简体   繁体   English

如何使用特征工具为新数据(我们要对其进行预测)制作特征

[英]how to make features using featuretools, for the new data(on which we want to make prediction)

I have a single dataframe and want to use featuretools for auto feature engineering part.我有一个数据框,想使用 featuretools 进行自动特征工程部分。 I am able to do it with normalize entities function.我可以使用规范化实体功能来做到这一点。 code snippet is below:代码片段如下:

es = ft.EntitySet(id = 'obs_data')
es = es.entity_from_dataframe(entity_id = 'obs', dataframe = X_train,
                              variable_types = variable_types, make_index = True, index = "Id")
for feat in interaction:   # interaction columns are found using xgbfir
    es = es.normalize_entity(base_entity_id='obs', new_entity_id=feat, index=feat)
features, feature_names = ft.dfs(entityset = es, 
                                 target_entity = 'obs', 
                                 max_depth = 2)

Its creating features, Now I want to do same thing for X_test.它的创建功能,现在我想为 X_test 做同样的事情。 I read blogs on this and they are suggesting to combine X_train and X_test and then do the same process.我阅读了有关此的博客,他们建议将 X_train 和 X_test 结合起来,然后执行相同的过程。 suppose there are 5 obs in X_test and if i combine it with X_train, then each observation (from X_test) will have effect of other 4 observation (X_test) also, which is not a good idea.假设 X_test 中有 5 个 obs,如果我将它与 X_train 结合起来,那么每个观察(来自 X_test)也会对其他 4 个观察(X_test)产生影响,这不是一个好主意。 Anyone can suggest how to do feature engineering using featuretools for the new data?任何人都可以建议如何使用新数据的特征工具进行特征工程?

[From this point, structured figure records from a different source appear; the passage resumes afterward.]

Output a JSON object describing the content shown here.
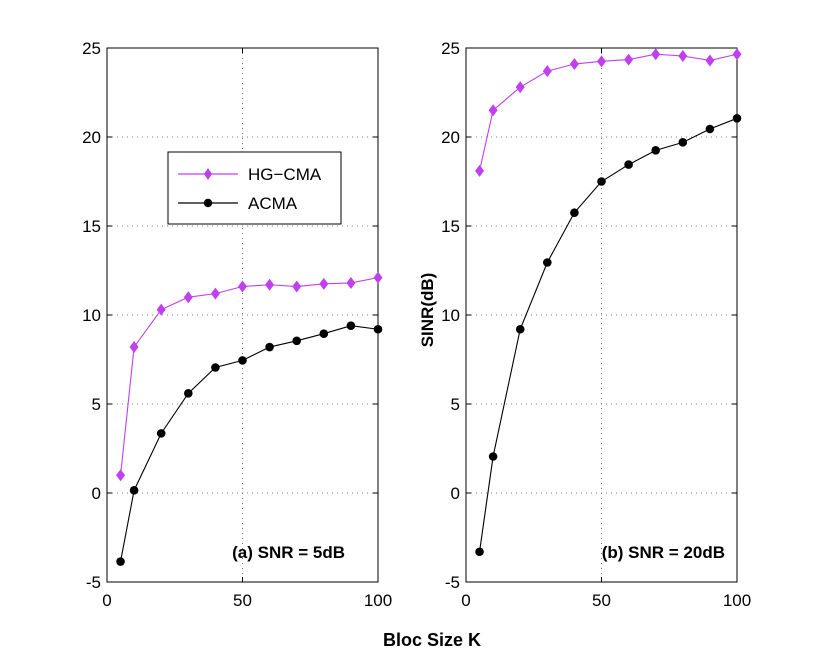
{
  "xlabel": "Bloc Size K",
  "colors": {
    "hgcma": "#c040f0",
    "acma": "#000000"
  },
  "legend": {
    "items": [
      "HG−CMA",
      "ACMA"
    ],
    "placement": "center-left"
  },
  "chart_data": [
    {
      "type": "line",
      "annotation": "(a) SNR = 5dB",
      "xlabel": "",
      "ylabel": "",
      "xlim": [
        0,
        100
      ],
      "ylim": [
        -5,
        25
      ],
      "xticks": [
        0,
        50,
        100
      ],
      "yticks": [
        -5,
        0,
        5,
        10,
        15,
        20,
        25
      ],
      "grid": true,
      "x": [
        5,
        10,
        20,
        30,
        40,
        50,
        60,
        70,
        80,
        90,
        100
      ],
      "series": [
        {
          "name": "HG−CMA",
          "marker": "diamond",
          "values": [
            1.0,
            8.2,
            10.3,
            11.0,
            11.2,
            11.6,
            11.7,
            11.6,
            11.75,
            11.8,
            12.1
          ]
        },
        {
          "name": "ACMA",
          "marker": "circle",
          "values": [
            -3.85,
            0.15,
            3.35,
            5.6,
            7.05,
            7.45,
            8.2,
            8.55,
            8.95,
            9.4,
            9.2
          ]
        }
      ]
    },
    {
      "type": "line",
      "annotation": "(b) SNR = 20dB",
      "xlabel": "",
      "ylabel": "SINR(dB)",
      "xlim": [
        0,
        100
      ],
      "ylim": [
        -5,
        25
      ],
      "xticks": [
        0,
        50,
        100
      ],
      "yticks": [
        -5,
        0,
        5,
        10,
        15,
        20,
        25
      ],
      "grid": true,
      "x": [
        5,
        10,
        20,
        30,
        40,
        50,
        60,
        70,
        80,
        90,
        100
      ],
      "series": [
        {
          "name": "HG−CMA",
          "marker": "diamond",
          "values": [
            18.1,
            21.5,
            22.8,
            23.7,
            24.1,
            24.25,
            24.35,
            24.65,
            24.55,
            24.3,
            24.65
          ]
        },
        {
          "name": "ACMA",
          "marker": "circle",
          "values": [
            -3.3,
            2.05,
            9.2,
            12.95,
            15.75,
            17.5,
            18.45,
            19.25,
            19.7,
            20.45,
            21.05
          ]
        }
      ]
    }
  ]
}
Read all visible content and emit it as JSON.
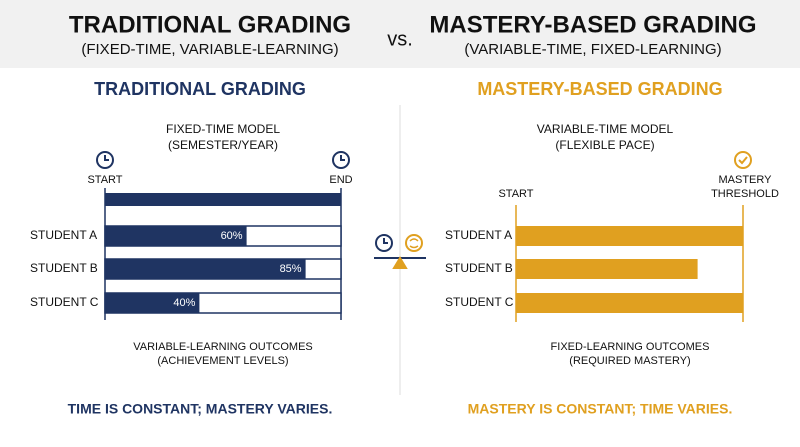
{
  "header": {
    "left_title": "TRADITIONAL GRADING",
    "left_subtitle": "(FIXED-TIME, VARIABLE-LEARNING)",
    "vs": "vs.",
    "right_title": "MASTERY-BASED GRADING",
    "right_subtitle": "(VARIABLE-TIME, FIXED-LEARNING)"
  },
  "traditional": {
    "heading": "TRADITIONAL GRADING",
    "model": "FIXED-TIME MODEL",
    "model_note": "(SEMESTER/YEAR)",
    "start": "START",
    "end": "END",
    "xlim": [
      0,
      100
    ],
    "students": [
      {
        "name": "STUDENT A",
        "value": 60,
        "label": "60%"
      },
      {
        "name": "STUDENT B",
        "value": 85,
        "label": "85%"
      },
      {
        "name": "STUDENT C",
        "value": 40,
        "label": "40%"
      }
    ],
    "outcomes": "VARIABLE-LEARNING OUTCOMES",
    "outcomes_note": "(ACHIEVEMENT LEVELS)",
    "summary": "TIME IS CONSTANT; MASTERY VARIES."
  },
  "mastery": {
    "heading": "MASTERY-BASED GRADING",
    "model": "VARIABLE-TIME MODEL",
    "model_note": "(FLEXIBLE PACE)",
    "start": "START",
    "threshold": [
      "MASTERY",
      "THRESHOLD"
    ],
    "xlim": [
      0,
      100
    ],
    "students": [
      {
        "name": "STUDENT A",
        "value": 100
      },
      {
        "name": "STUDENT B",
        "value": 80
      },
      {
        "name": "STUDENT C",
        "value": 100
      }
    ],
    "outcomes": "FIXED-LEARNING OUTCOMES",
    "outcomes_note": "(REQUIRED MASTERY)",
    "summary": "MASTERY IS CONSTANT; TIME VARIES."
  }
}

You can try using cutoff times which specifies the last point in time that an observation can be used for a feature calculation.您可以尝试使用截止时间,它指定观察可用于特征计算的最后一个时间点。 The labels can be passed along with the cutoff times to ensure that they stay aligned with the feature matrix.标签可以与截止时间一起传递,以确保它们与特征矩阵保持一致。 Then, you can split the feature matrix to X_train and X_test .然后,您可以将特征矩阵拆分为X_trainX_test

With new data, the normalization should be repeatable so that the entity set can have the same structure.对于新数据,规范化应该是可重复的,以便实体集可以具有相同的结构。 Then, you can calculate features with cutoff times as usual.然后,您可以像往常一样计算具有截止时间的特征。 You may also want to look into Compose which automatically generates the cutoff times based on how you define the prediction problem.您可能还想查看Compose ,它会根据您定义预测问题的方式自动生成截止时间。 If cutoff times don't work in your use case, I will need more details to better understand how each observation will have an effect on the others.如果截止时间在您的用例中不起作用,我将需要更多详细信息以更好地了解每个观察结果如何对其他人产生影响。 Let me know if this helps.如果这有帮助,请告诉我。

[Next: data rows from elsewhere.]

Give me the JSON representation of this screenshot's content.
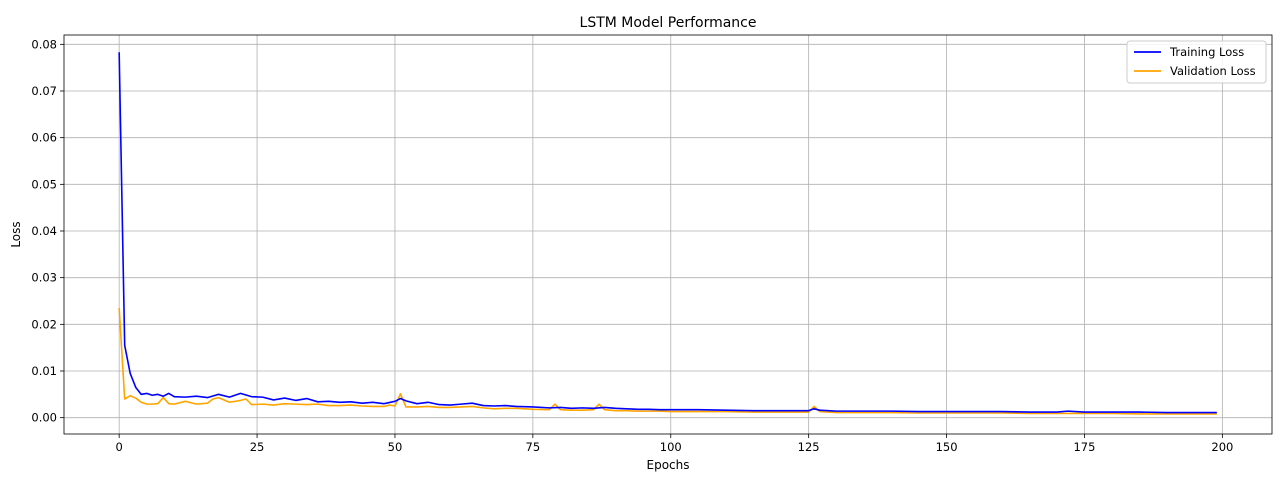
{
  "chart_data": {
    "type": "line",
    "title": "LSTM Model Performance",
    "xlabel": "Epochs",
    "ylabel": "Loss",
    "xlim": [
      -10,
      209
    ],
    "ylim": [
      -0.0035,
      0.082
    ],
    "xticks": [
      0,
      25,
      50,
      75,
      100,
      125,
      150,
      175,
      200
    ],
    "yticks": [
      0.0,
      0.01,
      0.02,
      0.03,
      0.04,
      0.05,
      0.06,
      0.07,
      0.08
    ],
    "ytick_labels": [
      "0.00",
      "0.01",
      "0.02",
      "0.03",
      "0.04",
      "0.05",
      "0.06",
      "0.07",
      "0.08"
    ],
    "grid": true,
    "legend_position": "top-right",
    "series": [
      {
        "name": "Training Loss",
        "color": "#0000ff",
        "x": [
          0,
          1,
          2,
          3,
          4,
          5,
          6,
          7,
          8,
          9,
          10,
          12,
          14,
          16,
          18,
          20,
          22,
          24,
          26,
          28,
          30,
          32,
          34,
          36,
          38,
          40,
          42,
          44,
          46,
          48,
          50,
          51,
          52,
          54,
          56,
          58,
          60,
          62,
          64,
          66,
          68,
          70,
          72,
          75,
          78,
          80,
          82,
          84,
          86,
          88,
          90,
          92,
          94,
          96,
          98,
          100,
          105,
          110,
          115,
          120,
          125,
          126,
          127,
          130,
          135,
          140,
          145,
          150,
          155,
          160,
          165,
          170,
          172,
          175,
          180,
          185,
          190,
          195,
          199
        ],
        "values": [
          0.0783,
          0.0155,
          0.0095,
          0.0065,
          0.005,
          0.0052,
          0.0048,
          0.005,
          0.0046,
          0.0052,
          0.0045,
          0.0044,
          0.0046,
          0.0043,
          0.005,
          0.0044,
          0.0052,
          0.0045,
          0.0044,
          0.0038,
          0.0042,
          0.0037,
          0.0041,
          0.0034,
          0.0035,
          0.0033,
          0.0034,
          0.0031,
          0.0033,
          0.003,
          0.0035,
          0.0041,
          0.0036,
          0.003,
          0.0033,
          0.0028,
          0.0027,
          0.0029,
          0.0031,
          0.0026,
          0.0025,
          0.0026,
          0.0024,
          0.0023,
          0.0021,
          0.0022,
          0.002,
          0.0021,
          0.002,
          0.0022,
          0.002,
          0.0019,
          0.0018,
          0.0018,
          0.0017,
          0.0017,
          0.0017,
          0.0016,
          0.0015,
          0.0015,
          0.0015,
          0.0019,
          0.0016,
          0.0014,
          0.0014,
          0.0014,
          0.0013,
          0.0013,
          0.0013,
          0.0013,
          0.0012,
          0.0012,
          0.0014,
          0.0012,
          0.0012,
          0.0012,
          0.0011,
          0.0011,
          0.0011
        ]
      },
      {
        "name": "Validation Loss",
        "color": "#ffa500",
        "x": [
          0,
          1,
          2,
          3,
          4,
          5,
          6,
          7,
          8,
          9,
          10,
          12,
          14,
          16,
          17,
          18,
          20,
          22,
          23,
          24,
          26,
          28,
          30,
          32,
          34,
          36,
          38,
          40,
          42,
          44,
          46,
          48,
          49,
          50,
          51,
          52,
          54,
          56,
          58,
          60,
          62,
          64,
          66,
          68,
          70,
          72,
          75,
          78,
          79,
          80,
          82,
          84,
          86,
          87,
          88,
          90,
          92,
          94,
          96,
          98,
          100,
          105,
          110,
          115,
          120,
          125,
          126,
          127,
          130,
          135,
          140,
          145,
          150,
          155,
          160,
          165,
          170,
          175,
          180,
          185,
          190,
          195,
          199
        ],
        "values": [
          0.0235,
          0.004,
          0.0047,
          0.0042,
          0.0033,
          0.0029,
          0.0029,
          0.003,
          0.0043,
          0.003,
          0.0029,
          0.0035,
          0.0029,
          0.0031,
          0.004,
          0.0043,
          0.0033,
          0.0037,
          0.004,
          0.0028,
          0.0029,
          0.0027,
          0.003,
          0.0029,
          0.0028,
          0.0029,
          0.0026,
          0.0026,
          0.0027,
          0.0025,
          0.0024,
          0.0024,
          0.0027,
          0.0025,
          0.0051,
          0.0023,
          0.0023,
          0.0024,
          0.0022,
          0.0022,
          0.0023,
          0.0024,
          0.0021,
          0.0019,
          0.002,
          0.002,
          0.0018,
          0.0017,
          0.0029,
          0.0017,
          0.0016,
          0.0016,
          0.0017,
          0.0029,
          0.0017,
          0.0015,
          0.0015,
          0.0014,
          0.0014,
          0.0014,
          0.0013,
          0.0013,
          0.0013,
          0.0012,
          0.0012,
          0.0012,
          0.0024,
          0.0013,
          0.0011,
          0.0011,
          0.0011,
          0.001,
          0.001,
          0.001,
          0.001,
          0.0009,
          0.0009,
          0.0009,
          0.0009,
          0.0008,
          0.0008,
          0.0008,
          0.0008
        ]
      }
    ]
  }
}
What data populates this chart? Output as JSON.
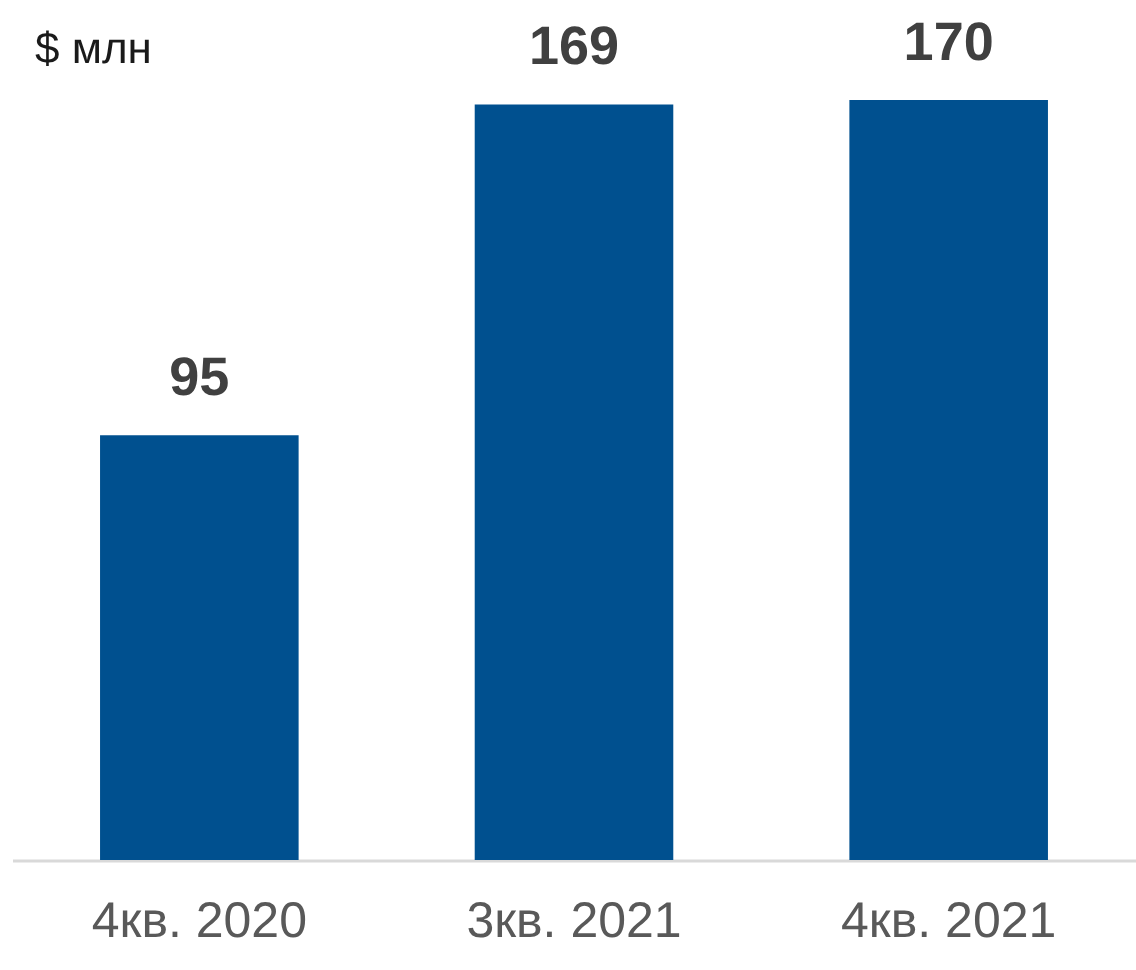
{
  "chart_data": {
    "type": "bar",
    "ylabel": "$ млн",
    "categories": [
      "4кв. 2020",
      "3кв. 2021",
      "4кв. 2021"
    ],
    "values": [
      95,
      169,
      170
    ],
    "color": "#00508f",
    "data_labels": true
  }
}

It is possible with calculate_feature_matrix() in featuretools.在特征工具中使用calculate_feature_matrix() 是可能的。 You can get detailed guide from its webpage: https://docs.featuretools.com/en/stable/guides/deployment.html#calculating-feature-matrix-for-new-data您可以从其网页获取详细指南: https : //docs.featuretools.com/en/stable/guides/deployment.html#calculating-feature-matrix-for-new-data

Suppose new data is X_test.假设新数据是 X_test。 If it is a dataframe, you should create an entityset for it.如果它是一个数据框,你应该为它创建一个实体集。

es_test = es.entity_from_dataframe(entity_id = 'entity', dataframe = X_test)

Otherwise, if it is an entity already, you can skip previous step.否则,如果它已经是一个实体,则可以跳过上一步。 Suppose your test entity is es_test and your generated feature names is feature_names .假设您的测试实体是es_test并且您生成的功能名称是feature_names By using train data's feature names you can create a new feature matrix for test data.通过使用训练数据的特征名称,您可以为测试数据创建一个新的特征矩阵。

test_feat_generated= ft.calculate_feature_matrix(feature_names, es_test)

For later use of feature_names, you can look load_features() , save_features() functions.为了以后使用 feature_names,您可以查看load_features()save_features()函数。

Note: Train and test entities should have the same entity_id otherwise you would get an error.注意:训练和测试实体应该具有相同的entity_id否则你会得到一个错误。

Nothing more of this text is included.